Это было, конечно же, не самое подходящее начало. Удрученный и раздосадованный, я продолжал грести.
Через некоторое время я попросил ее рассказать мне что-нибудь из своей жизни.
– Что же вы хотели бы услышать?
– Все, – заявил я. – Особенно какую-нибудь любовную историю. А я бы вам потом рассказал свою. Единственную мою любовную историю. Она очень коротка и красива и непременно позабавит вас.
– Что вы говорите! Ну так рассказывайте же!
– Нет, сперва вы! Вы и без того уже знаете обо мне гораздо больше, чем я о вас. Мне хотелось бы узнать, были ли вы когда-нибудь по-настоящему влюблены, или вы, как я опасаюсь, для этого слишком умны и высокомерны?
Эрминия на миг призадумалась.
– Это очередная ваша романтическая блажь, – сказала она затем, – ночью, на озере, заставлять женщину рассказывать истории.
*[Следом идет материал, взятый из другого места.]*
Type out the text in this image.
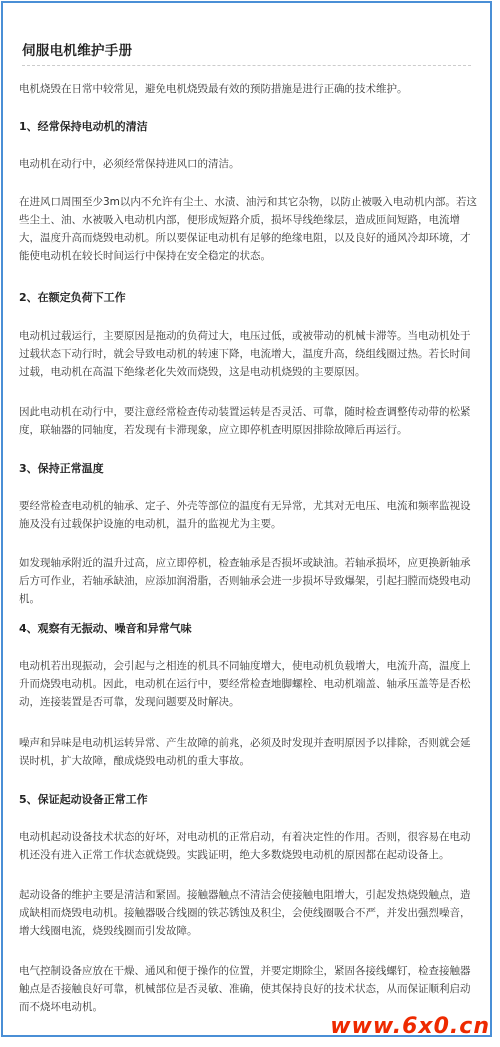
伺服电机维护手册

电机烧毁在日常中较常见，避免电机烧毁最有效的预防措施是进行正确的技术维护。

1、经常保持电动机的清洁

电动机在动行中，必须经常保持进风口的清洁。

在进风口周围至少3m以内不允许有尘土、水渍、油污和其它杂物，以防止被吸入电动机内部。若这些尘土、油、水被吸入电动机内部，便形成短路介质，损坏导线绝缘层，造成匝间短路，电流增大，温度升高而烧毁电动机。所以要保证电动机有足够的绝缘电阻，以及良好的通风冷却环境，才能使电动机在较长时间运行中保持在安全稳定的状态。

2、在额定负荷下工作

电动机过载运行，主要原因是拖动的负荷过大，电压过低，或被带动的机械卡滞等。当电动机处于过载状态下动行时，就会导致电动机的转速下降，电流增大，温度升高，绕组线圈过热。若长时间过载，电动机在高温下绝缘老化失效而烧毁，这是电动机烧毁的主要原因。

因此电动机在动行中，要注意经常检查传动装置运转是否灵活、可靠，随时检查调整传动带的松紧度，联轴器的同轴度，若发现有卡滞现象，应立即停机查明原因排除故障后再运行。

3、保持正常温度

要经常检查电动机的轴承、定子、外壳等部位的温度有无异常，尤其对无电压、电流和频率监视设施及没有过载保护设施的电动机，温升的监视尤为主要。

如发现轴承附近的温升过高，应立即停机，检查轴承是否损坏或缺油。若轴承损坏，应更换新轴承后方可作业，若轴承缺油，应添加润滑脂，否则轴承会进一步损坏导致爆架，引起扫膛而烧毁电动机。

4、观察有无振动、噪音和异常气味

电动机若出现振动，会引起与之相连的机具不同轴度增大，使电动机负载增大，电流升高，温度上升而烧毁电动机。因此，电动机在运行中，要经常检查地脚螺栓、电动机端盖、轴承压盖等是否松动，连接装置是否可靠，发现问题要及时解决。

噪声和异味是电动机运转异常、产生故障的前兆，必须及时发现并查明原因予以排除，否则就会延误时机，扩大故障，酿成烧毁电动机的重大事故。

5、保证起动设备正常工作

电动机起动设备技术状态的好坏，对电动机的正常启动，有着决定性的作用。否则，很容易在电动机还没有进入正常工作状态就烧毁。实践证明，绝大多数烧毁电动机的原因都在起动设备上。

起动设备的维护主要是清洁和紧固。接触器触点不清洁会使接触电阻增大，引起发热烧毁触点，造成缺相而烧毁电动机。接触器吸合线圈的铁芯锈蚀及积尘，会使线圈吸合不严，并发出强烈噪音，增大线圈电流，烧毁线圈而引发故障。

电气控制设备应放在干燥、通风和便于操作的位置，并要定期除尘，紧固各接线螺钉，检查接触器触点是否接触良好可靠，机械部位是否灵敏、准确，使其保持良好的技术状态，从而保证顺利启动而不烧坏电动机。

www.6x0.cn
Но я этого, к сожалению, не умею. Это у вас, поэтов, всегда наготове слова для любых красот, а тех, кто не любит рассуждать о своих чувствах, вы торопитесь заподозрить в бессердечии. Во мне вы ошиблись: я не думаю, чтобы кто-то способен был любить сильнее и глубже, чем я. Я люблю человека, который связан с другой женщиной, но любит меня не меньше, чем я его. Мы оба не знаем, сможем ли когда-нибудь быть вместе. Мы пишем друг другу, а иногда и встречаемся…
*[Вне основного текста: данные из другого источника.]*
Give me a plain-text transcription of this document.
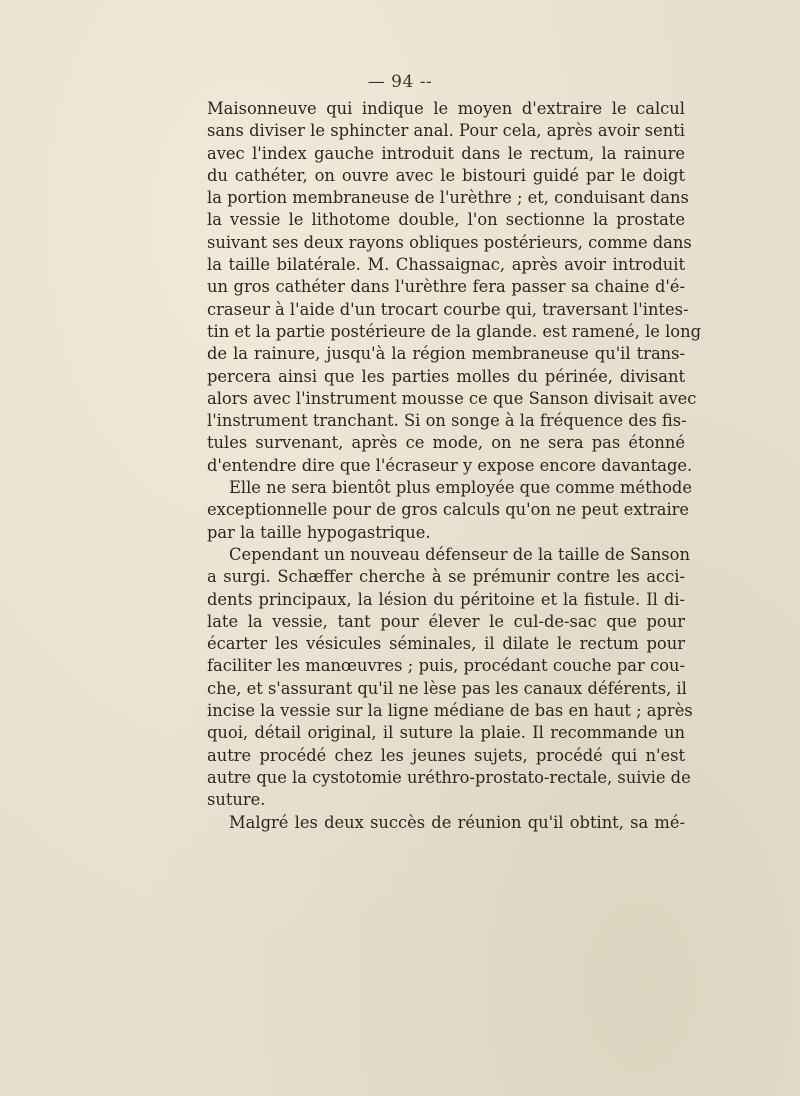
— 94 --
Maisonneuve qui indique le moyen d'extraire le calcul
sans diviser le sphincter anal. Pour cela, après avoir senti
avec l'index gauche introduit dans le rectum, la rainure
du cathéter, on ouvre avec le bistouri guidé par le doigt
la portion membraneuse de l'urèthre ; et, conduisant dans
la vessie le lithotome double, l'on sectionne la prostate
suivant ses deux rayons obliques postérieurs, comme dans
la taille bilatérale. M. Chassaignac, après avoir introduit
un gros cathéter dans l'urèthre fera passer sa chaine d'é-
craseur à l'aide d'un trocart courbe qui, traversant l'intes-
tin et la partie postérieure de la glande. est ramené, le long
de la rainure, jusqu'à la région membraneuse qu'il trans-
percera ainsi que les parties molles du périnée, divisant
alors avec l'instrument mousse ce que Sanson divisait avec
l'instrument tranchant. Si on songe à la fréquence des fis-
tules survenant, après ce mode, on ne sera pas étonné
d'entendre dire que l'écraseur y expose encore davantage.
Elle ne sera bientôt plus employée que comme méthode
exceptionnelle pour de gros calculs qu'on ne peut extraire
par la taille hypogastrique.
Cependant un nouveau défenseur de la taille de Sanson
a surgi. Schæffer cherche à se prémunir contre les acci-
dents principaux, la lésion du péritoine et la fistule. Il di-
late la vessie, tant pour élever le cul-de-sac que pour
écarter les vésicules séminales, il dilate le rectum pour
faciliter les manœuvres ; puis, procédant couche par cou-
che, et s'assurant qu'il ne lèse pas les canaux déférents, il
incise la vessie sur la ligne médiane de bas en haut ; après
quoi, détail original, il suture la plaie. Il recommande un
autre procédé chez les jeunes sujets, procédé qui n'est
autre que la cystotomie uréthro-prostato-rectale, suivie de
suture.
Malgré les deux succès de réunion qu'il obtint, sa mé-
– Могу я спросить вас, что вам приносит эта любовь – счастье или боль, или и то и другое?
– Ах, любовь существует вовсе не для того, чтобы делать нас счастливыми. Я думаю, она существует для того, чтобы показать нам, как сильны мы можем быть в страданиях и тяготах бытия.
Эта мысль была мне понятна, и из груди моей вместо ответа непроизвольно вырвался не то тяжелый вздох, не то тихий стон.
Она услышала его.
– А-а! И вам это тоже знакомо? Вы ведь еще так молоды! Ну что же, теперь ваш черед исповедоваться. Но только если вы действительно хотите!…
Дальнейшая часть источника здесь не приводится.